In Psicosintesi molta attenzione viene attribuita al processo evocativo. La storiella buddista che segue può essere un utile elemento per sostenerci nel nostro cammino di autoformazione.

Due monaci buddisti lasciarono il monastero per raggiungerne un altro ad un giorno di cammino. Dopo poche ore una violenta tempesta li sorprese, obbligandoli a ripararsi alla bene meglio e ad attendere che smettesse di piovere. L’acqua caduta copiosamente aveva fatto esondare un fiume allagando la strada.

Continuando il cammino in prossimità di una grande pozza d’acqua, i due monaci videro una donna, bellissima e disperata. La donna, che voleva attraversare la pozza, chiese ai due monaci di aiutarla. Il più giovane scosse la testa guardando altrove. Il più vecchio, invece, non ci pensò due volte: prese la donna in braccio e insieme attraversarono la pozza. La donna ringraziò e prosegui per la sua strada.

I due monaci ripresero a camminare in silenzio senza proferire alcuna parola.

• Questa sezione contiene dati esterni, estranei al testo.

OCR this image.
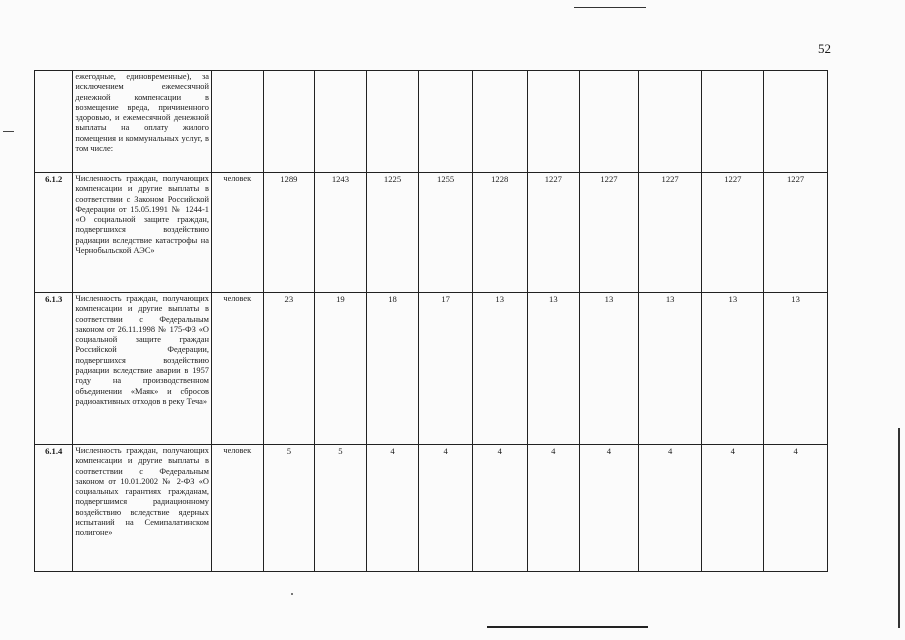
52
	ежегодные, единовременные), за исключением ежемесячной денежной компенсации в возмещение вреда, причиненного здоровью, и ежемесячной денежной выплаты на оплату жилого помещения и коммунальных услуг, в том числе:											
6.1.2	Численность граждан, получающих компенсации и другие выплаты в соответствии с Законом Российской Федерации от 15.05.1991 № 1244-1 «О социальной защите граждан, подвергшихся воздействию радиации вследствие катастрофы на Чернобыльской АЭС»	человек	1289	1243	1225	1255	1228	1227	1227	1227	1227	1227
6.1.3	Численность граждан, получающих компенсации и другие выплаты в соответствии с Федеральным законом от 26.11.1998 № 175-ФЗ «О социальной защите граждан Российской Федерации, подвергшихся воздействию радиации вследствие аварии в 1957 году на производственном объединении «Маяк» и сбросов радиоактивных отходов в реку Теча»	человек	23	19	18	17	13	13	13	13	13	13
6.1.4	Численность граждан, получающих компенсации и другие выплаты в соответствии с Федеральным законом от 10.01.2002 № 2-ФЗ «О социальных гарантиях гражданам, подвергшимся радиационному воздействию вследствие ядерных испытаний на Семипалатинском полигоне»	человек	5	5	4	4	4	4	4	4	4	4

Il monaco anziano meditava camminando, lasciandosi assorbire dalla naturaIl monaco giovane, invece, aveva lo sguardo basso e sembrava pensieroso.

Solo alla sera, ormai arrivati a destinazione, il giovane monaco ruppe il silenzio e disse con vigore al suo compagno di viaggio: “Non ti sembra sbagliato toccare una donna? Noi siamo monaci, non è forse sbagliato portare una donna in braccio?” Il monaco anziano si prese qualche secondo poi disse: «È vero: io ho trasportato quella donna per qualche metro. Ma tu, figlio mio, l’hai trasportata nella tua testa per tutto il giorno. L’hai portata con te da quando l’abbiamo incontrata fino a questo momento … ed è probabile che la porterai con te anche stanotte!”

In sostanza, accumulare pesi e trattenerli ostinatamente significa ancorarci a pensieri, preoccupazioni, paure ed ansie che si auto generano ingrandendosi. Non solo ingombrando lo zaino che ci portiamo sulle spalle, ma anche appesantendoci e impedendo ogni movimento. Gli oggetti possiamo lasciarli a terra, ma i pensieri no! Questi chiedono di essere ascoltati, compresi e solo dopo … auspicabilmente … lasciati andare. A noi la scelta di tenere o lasciare!